Democracy Now
My daily commute home from the office has maintained a predictable pattern for nearly a year -- brake, gas, and a radio dial that constantly flips between NPR's All Things Considered and the myriad of conservative commentators on AM radio. ATC (and public radio in general) has always been a personal favorite, but AM radio is a more recent interest, for like the Fox News Channel, sometimes the straight-and-narrow editorial line isn't as tasty as a fat slice of right-wing political mud slinging.
Between NPR, Limbaugh, Hannity, and virtually all of AM radio, radio listeners are offered a simple political choice -- middle of the road, or right-wing conservative. Or so I thought, until a few weeks ago when I discovered Democracy Now!, hosted by Amy Goodman, on WRFG, a local community radio station.
WRFG is an anomaly in America radio, for it is a public, non-profit, "community" radio station not supported by a college, university, or church and airs nothing from NPR or PRI. Most people automatically assume "Public Radio" means NPR, which in most areas of the country is true (hell, most towns are happy just to have one non-Clear Channel station). But Atlanta is lucky enough to have a radio dial jammed full of college radio stations (WRAS from Georgia State, last time I checked, is the most powerful college station in the country), two NPR affiliates, and...WRFG, which does just about whatever it wants and answers to nobody but the general public.
WRFG's placement of Democracy Now! at "drive-time" is a brilliant programming move, for it captures the ears of radio listeners scanning the left-end of the dial. Now! sounds like a NPR/PRI broadcast, and could likely be confused with All Things Considered. But listen for a few minutes, and it becomes clear you've stumbled into a program that makes NPR seem like the media arm of the Republicans.

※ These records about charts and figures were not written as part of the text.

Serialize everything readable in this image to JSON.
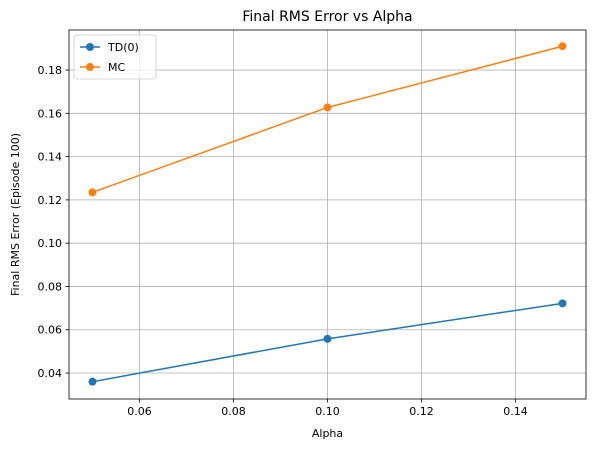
{
  "chart_data": {
    "type": "line",
    "title": "Final RMS Error vs Alpha",
    "xlabel": "Alpha",
    "ylabel": "Final RMS Error (Episode 100)",
    "x": [
      0.05,
      0.1,
      0.15
    ],
    "xlim": [
      0.045,
      0.155
    ],
    "ylim": [
      0.028,
      0.1985
    ],
    "xticks": [
      "0.06",
      "0.08",
      "0.10",
      "0.12",
      "0.14"
    ],
    "yticks": [
      "0.04",
      "0.06",
      "0.08",
      "0.10",
      "0.12",
      "0.14",
      "0.16",
      "0.18"
    ],
    "grid": true,
    "legend_position": "top-left",
    "series": [
      {
        "name": "TD(0)",
        "values": [
          0.036,
          0.0558,
          0.0722
        ],
        "color": "#1f77b4"
      },
      {
        "name": "MC",
        "values": [
          0.1235,
          0.1627,
          0.191
        ],
        "color": "#ff7f0e"
      }
    ]
  }
}
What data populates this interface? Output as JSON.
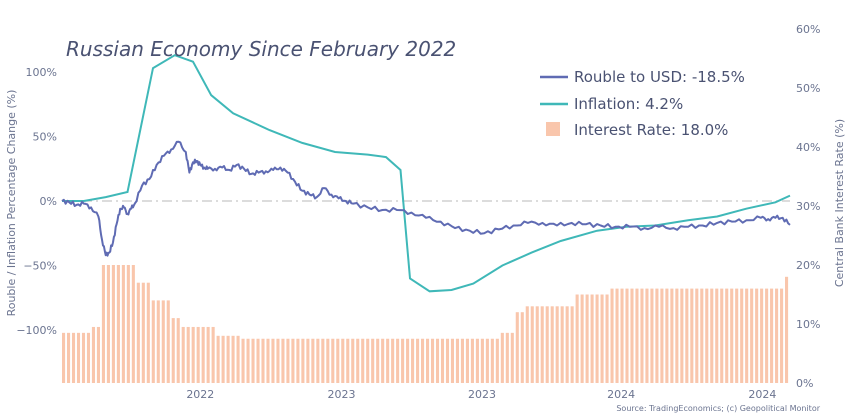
{
  "chart_data": {
    "type": "line",
    "title": "Russian Economy Since February 2022",
    "source": "Source: TradingEconomics; (c) Geopolitical Monitor",
    "ylabel_left": "Rouble / Inflation Percentage Change (%)",
    "ylabel_right": "Central Bank Interest Rate (%)",
    "left_ticks": [
      "100%",
      "50%",
      "0%",
      "−50%",
      "−100%"
    ],
    "left_tick_values": [
      100,
      50,
      0,
      -50,
      -100
    ],
    "right_ticks": [
      "60%",
      "50%",
      "40%",
      "30%",
      "20%",
      "10%",
      "0%"
    ],
    "right_tick_values": [
      60,
      50,
      40,
      30,
      20,
      10,
      0
    ],
    "x_ticks": [
      "2022",
      "2023",
      "2023",
      "2024",
      "2024"
    ],
    "x_tick_positions": [
      0.19,
      0.384,
      0.577,
      0.768,
      0.962
    ],
    "ylim_left": [
      -140,
      135
    ],
    "ylim_right": [
      0,
      60
    ],
    "colors": {
      "rouble": "#5f6bb3",
      "inflation": "#3fb8b8",
      "rate": "#f9c6ac",
      "zero_line": "#c8c8c8",
      "axis_text": "#6b7490",
      "title": "#4a5272"
    },
    "series": [
      {
        "name": "Rouble to USD",
        "legend": "Rouble to USD: -18.5%",
        "x": [
          0.0,
          0.01,
          0.02,
          0.03,
          0.04,
          0.05,
          0.055,
          0.06,
          0.065,
          0.07,
          0.075,
          0.08,
          0.085,
          0.09,
          0.095,
          0.1,
          0.11,
          0.12,
          0.13,
          0.14,
          0.15,
          0.16,
          0.17,
          0.175,
          0.18,
          0.185,
          0.19,
          0.195,
          0.2,
          0.21,
          0.22,
          0.23,
          0.24,
          0.25,
          0.26,
          0.27,
          0.28,
          0.29,
          0.3,
          0.31,
          0.32,
          0.33,
          0.34,
          0.35,
          0.36,
          0.37,
          0.38,
          0.39,
          0.4,
          0.42,
          0.44,
          0.46,
          0.48,
          0.5,
          0.52,
          0.54,
          0.56,
          0.58,
          0.6,
          0.62,
          0.64,
          0.66,
          0.68,
          0.7,
          0.72,
          0.74,
          0.76,
          0.78,
          0.8,
          0.82,
          0.84,
          0.86,
          0.88,
          0.9,
          0.92,
          0.94,
          0.96,
          0.97,
          0.98,
          0.99,
          1.0
        ],
        "values": [
          0,
          -1,
          -3,
          -2,
          -5,
          -12,
          -30,
          -42,
          -40,
          -32,
          -18,
          -6,
          -5,
          -10,
          -6,
          -2,
          12,
          17,
          28,
          35,
          40,
          46,
          38,
          22,
          30,
          31,
          28,
          26,
          25,
          25,
          26,
          24,
          28,
          25,
          21,
          22,
          23,
          24,
          26,
          22,
          15,
          8,
          5,
          3,
          10,
          5,
          2,
          0,
          -2,
          -5,
          -7,
          -7,
          -9,
          -13,
          -16,
          -21,
          -23,
          -25,
          -22,
          -19,
          -17,
          -17,
          -19,
          -17,
          -18,
          -19,
          -20,
          -20,
          -21,
          -20,
          -21,
          -20,
          -19,
          -17,
          -16,
          -15,
          -13,
          -14,
          -13,
          -13,
          -18.5
        ]
      },
      {
        "name": "Inflation",
        "legend": "Inflation: 4.2%",
        "x": [
          0.0,
          0.03,
          0.06,
          0.09,
          0.125,
          0.155,
          0.18,
          0.205,
          0.235,
          0.285,
          0.33,
          0.375,
          0.42,
          0.445,
          0.465,
          0.478,
          0.505,
          0.535,
          0.565,
          0.605,
          0.645,
          0.685,
          0.735,
          0.775,
          0.815,
          0.86,
          0.9,
          0.94,
          0.98,
          1.0
        ],
        "values": [
          0,
          0,
          3,
          7,
          103,
          113,
          108,
          82,
          68,
          55,
          45,
          38,
          36,
          34,
          24,
          -60,
          -70,
          -69,
          -64,
          -50,
          -40,
          -31,
          -23,
          -20,
          -19,
          -15,
          -12,
          -6,
          -1,
          4.2
        ]
      },
      {
        "name": "Interest Rate",
        "legend": "Interest Rate: 18.0%",
        "type": "bar",
        "x0": 0.0,
        "x1": 1.0,
        "steps": [
          [
            0.0,
            8.5
          ],
          [
            0.044,
            9.5
          ],
          [
            0.058,
            20
          ],
          [
            0.103,
            17
          ],
          [
            0.124,
            14
          ],
          [
            0.149,
            11
          ],
          [
            0.167,
            9.5
          ],
          [
            0.21,
            8
          ],
          [
            0.245,
            7.5
          ],
          [
            0.295,
            7.5
          ],
          [
            0.597,
            7.5
          ],
          [
            0.603,
            8.5
          ],
          [
            0.62,
            12
          ],
          [
            0.64,
            13
          ],
          [
            0.657,
            13
          ],
          [
            0.68,
            13
          ],
          [
            0.703,
            15
          ],
          [
            0.75,
            15
          ],
          [
            0.755,
            16
          ],
          [
            0.98,
            16
          ],
          [
            0.99,
            18
          ]
        ]
      }
    ],
    "grid": false,
    "legend_position": "top-right"
  }
}
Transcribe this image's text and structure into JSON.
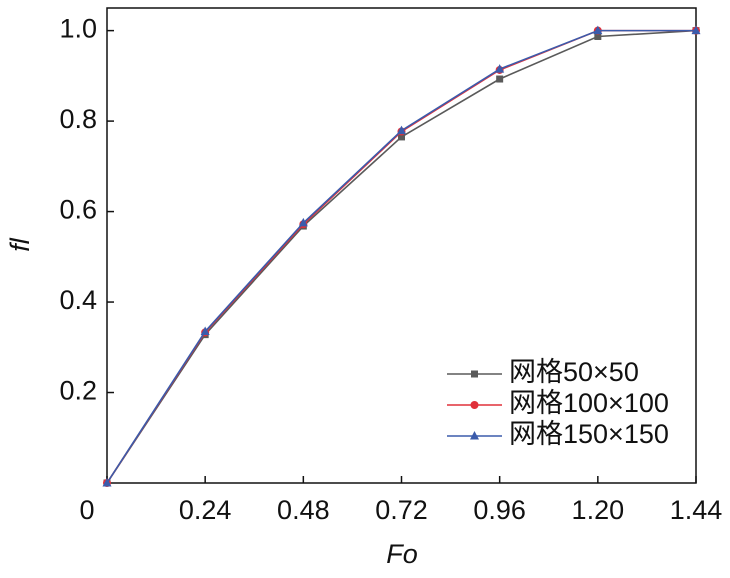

I've been listening almost exclusively to Democracy Now! since that first day I heard it, and the program has been relentless in their editorial slamming of the President and the war in Iraq. Nowhere have I heard liberals and media-darling Democrats like Michael Moore, Al Franken, and Noam Chomsky get as fired up -- that's right, liberals actually getting pissed -- as they do on Now!.
For Goodman and her cherry-picked guests, there is never a conservative, or even moderate side to a story. They're all about Halliburton collusion, the civil rights of political-prisoners in Guantanamo Bay, the American-bombed civilians in Afghanistan and Iraq, and pro-Palestinian / anti-Israeli stories. And when they've run out of dirt there, they air conspiracy stories from older US-involved wars, including Korea and Vietnam.
After listening to the show for a number of weeks, I can honestly say it has changed what I hear from all the other networks; television included. Fox News sounds even more overbearingly conservative. NPR sounds moderate, if not right-leaning at times. CNN, the poster-child for conservatives and their "liberal media" viewpoint, sounds passive and disinterested. None however -- including Fox, the most politically biased of the bunch -- can hold a candle to the bravado and dogged editorial bias of Democracy Now!. And that's what makes the show so exciting.
My enthusiasm for the show has nothing to do with my own political viewpoints. As a matter of fact, I probably agree with a third (or maybe even less) of what they "report." And for all their chest-thumping about being a non-corporate, unfiltered, "unembedded" media outlet, the program is more biased and politically motivated than Fox. But the fact that Democracy Now! is heard on 160 stations across the country tells you something -- it taps into a seemingly small, yet collaboratively large group of Americans that are disgusted with our current foreign policy and President. And in the oncoming election year, hearing every side of an issue is needed more than ever.